Nous faisons confiance quotidiennement à l'Internet pour nos transactions bancaires. Mais contrairement au e-banking, le vote électronique doit assurer l'anonymat du votant. En même temps, le vote électronique doit garantir que le vote individuel a été pris correctement en compte et que le calcul des résultats a été réalisé sans erreurs. Cette technologie est donc différente du e-banking. C'est une technologie naissante qui doit encore convaincre.
 
Aujourd'hui, le vote électronique est certainement organisé avec méthode et professionnalisme par les services de l'État. Mais les moyens de contrôles, impliquant notamment la Commission électorale, ne répondent pas aux critères de vérifiabilité souhaités par la chancellerie fédérale. Les citoyens devraient notamment pouvoir recalculer eux-mêmes les résultats. Le logiciel devra évoluer et s'adapter à ces contraintes.
 
Avec notre système actuel, la collecte d’éléments permettant la contestation des résultats d'un vote électronique suite à un dysfonctionnement ou une fraude informatique n'est pas possible.
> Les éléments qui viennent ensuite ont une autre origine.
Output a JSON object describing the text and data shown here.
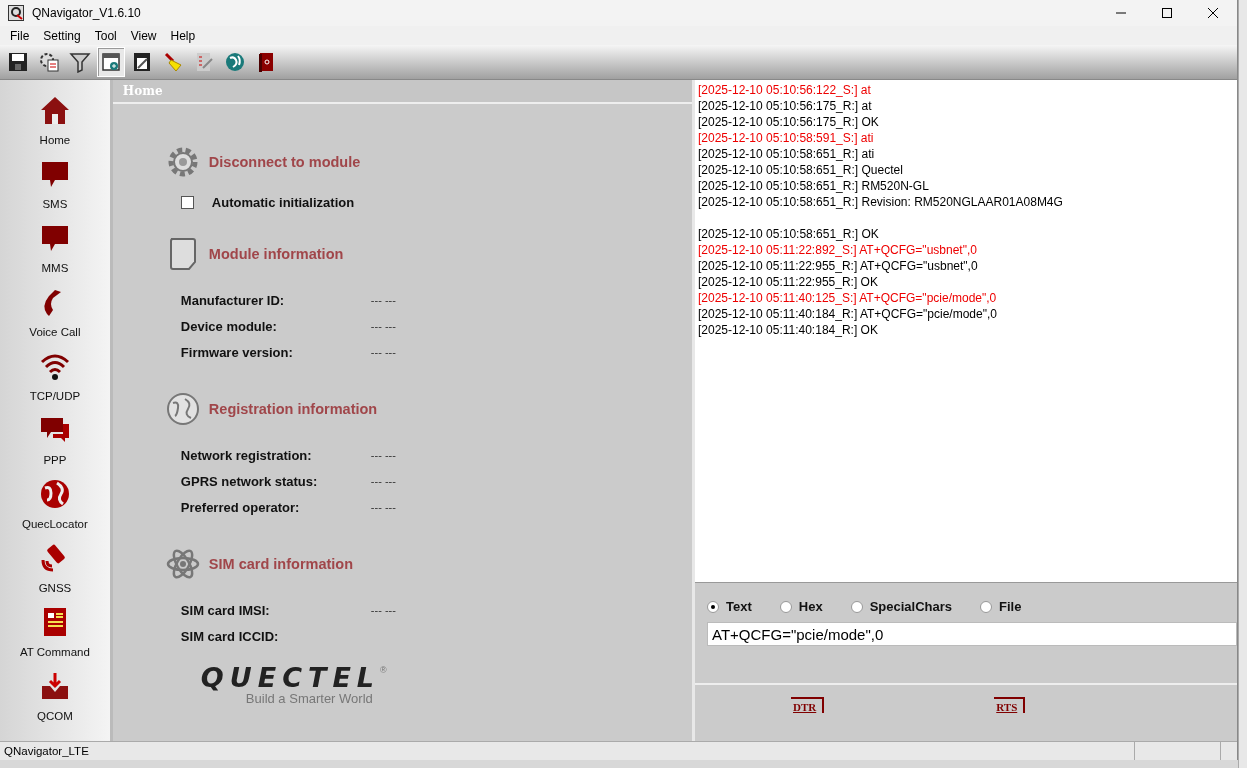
{
  "window": {
    "title": "QNavigator_V1.6.10"
  },
  "menu": [
    "File",
    "Setting",
    "Tool",
    "View",
    "Help"
  ],
  "toolbar": [
    {
      "selected": false
    },
    {
      "selected": false
    },
    {
      "selected": false
    },
    {
      "selected": true
    },
    {
      "selected": false
    },
    {
      "selected": false
    },
    {
      "selected": false
    },
    {
      "selected": false
    },
    {
      "selected": false
    }
  ],
  "sidebar": {
    "items": [
      "Home",
      "SMS",
      "MMS",
      "Voice Call",
      "TCP/UDP",
      "PPP",
      "QuecLocator",
      "GNSS",
      "AT Command",
      "QCOM"
    ]
  },
  "page": {
    "title": "Home",
    "sections": [
      {
        "title": "Disconnect to module",
        "checkbox": {
          "label": "Automatic initialization",
          "checked": false
        }
      },
      {
        "title": "Module information",
        "fields": [
          {
            "label": "Manufacturer ID:",
            "value": "--- ---"
          },
          {
            "label": "Device module:",
            "value": "--- ---"
          },
          {
            "label": "Firmware version:",
            "value": "--- ---"
          }
        ]
      },
      {
        "title": "Registration information",
        "fields": [
          {
            "label": "Network registration:",
            "value": "--- ---"
          },
          {
            "label": "GPRS network status:",
            "value": "--- ---"
          },
          {
            "label": "Preferred operator:",
            "value": "--- ---"
          }
        ]
      },
      {
        "title": "SIM card information",
        "fields": [
          {
            "label": "SIM card IMSI:",
            "value": "--- ---"
          },
          {
            "label": "SIM card ICCID:"
          }
        ]
      }
    ],
    "logo": {
      "name": "QUECTEL",
      "mark": "®",
      "slogan": "Build a Smarter World"
    }
  },
  "log": [
    {
      "kind": "sent",
      "text": "[2025-12-10 05:10:56:122_S:] at"
    },
    {
      "kind": "received",
      "text": "[2025-12-10 05:10:56:175_R:] at"
    },
    {
      "kind": "received",
      "text": "[2025-12-10 05:10:56:175_R:] OK"
    },
    {
      "kind": "sent",
      "text": "[2025-12-10 05:10:58:591_S:] ati"
    },
    {
      "kind": "received",
      "text": "[2025-12-10 05:10:58:651_R:] ati"
    },
    {
      "kind": "received",
      "text": "[2025-12-10 05:10:58:651_R:] Quectel"
    },
    {
      "kind": "received",
      "text": "[2025-12-10 05:10:58:651_R:] RM520N-GL"
    },
    {
      "kind": "received",
      "text": "[2025-12-10 05:10:58:651_R:] Revision: RM520NGLAAR01A08M4G"
    },
    {
      "kind": "received",
      "text": "[2025-12-10 05:10:58:651_R:] OK",
      "blank_before": true
    },
    {
      "kind": "sent",
      "text": "[2025-12-10 05:11:22:892_S:] AT+QCFG=\"usbnet\",0"
    },
    {
      "kind": "received",
      "text": "[2025-12-10 05:11:22:955_R:] AT+QCFG=\"usbnet\",0"
    },
    {
      "kind": "received",
      "text": "[2025-12-10 05:11:22:955_R:] OK"
    },
    {
      "kind": "sent",
      "text": "[2025-12-10 05:11:40:125_S:] AT+QCFG=\"pcie/mode\",0"
    },
    {
      "kind": "received",
      "text": "[2025-12-10 05:11:40:184_R:] AT+QCFG=\"pcie/mode\",0"
    },
    {
      "kind": "received",
      "text": "[2025-12-10 05:11:40:184_R:] OK"
    }
  ],
  "send_modes": [
    {
      "label": "Text",
      "selected": true
    },
    {
      "label": "Hex",
      "selected": false
    },
    {
      "label": "SpecialChars",
      "selected": false
    },
    {
      "label": "File",
      "selected": false
    }
  ],
  "command_input": {
    "value": "AT+QCFG=\"pcie/mode\",0"
  },
  "signals": [
    "DTR",
    "RTS"
  ],
  "status_bar": {
    "text": "QNavigator_LTE"
  }
}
Lors de notre étude, nous nous efforcerons à identifier et proposer des améliorations rendant possible un contrôle effectif. Cette démarche est importante, car de nouveaux contrôles s'imposent avec l'apparition de nouveaux outils. Nous sommes en train de vivre une révolution numérique qui renverse nombre de nos concepts présents dans notre société.
 
La fin de la culture du Secret
 
Le partage sans limites des données que permet Internet a sonné le glas de la culture du secret, souvent au grand désespoir de nos gouvernants. Si jusqu'à présent la sécurité était assurée par le secret, c'est maintenant l'ouverture et la transparence des données et des systèmes informatiques qui garantissent leur sécurité. Le logiciel de vote électronique n'échappe pas à ce changement de paradigme et doit s'ouvrir s'il veut pouvoir conserver sa crédibilité.
 
S'attaquer de front à cette culture du secret n'est pas une chose aisée. La préposée cantonale à la transparence en fait régulièrement les frais. Malheureusement, nous ne pourrons pas dévoiler comme nous le souhaitions l'ensemble du code et de nos conclusions. La confidentialité imposée par l'État nous interdit de partager les résultats dans une transparence absolue. Il nous a entre-ouvert la porte, mais devra persister dans son effort d'ouverture et de transparence.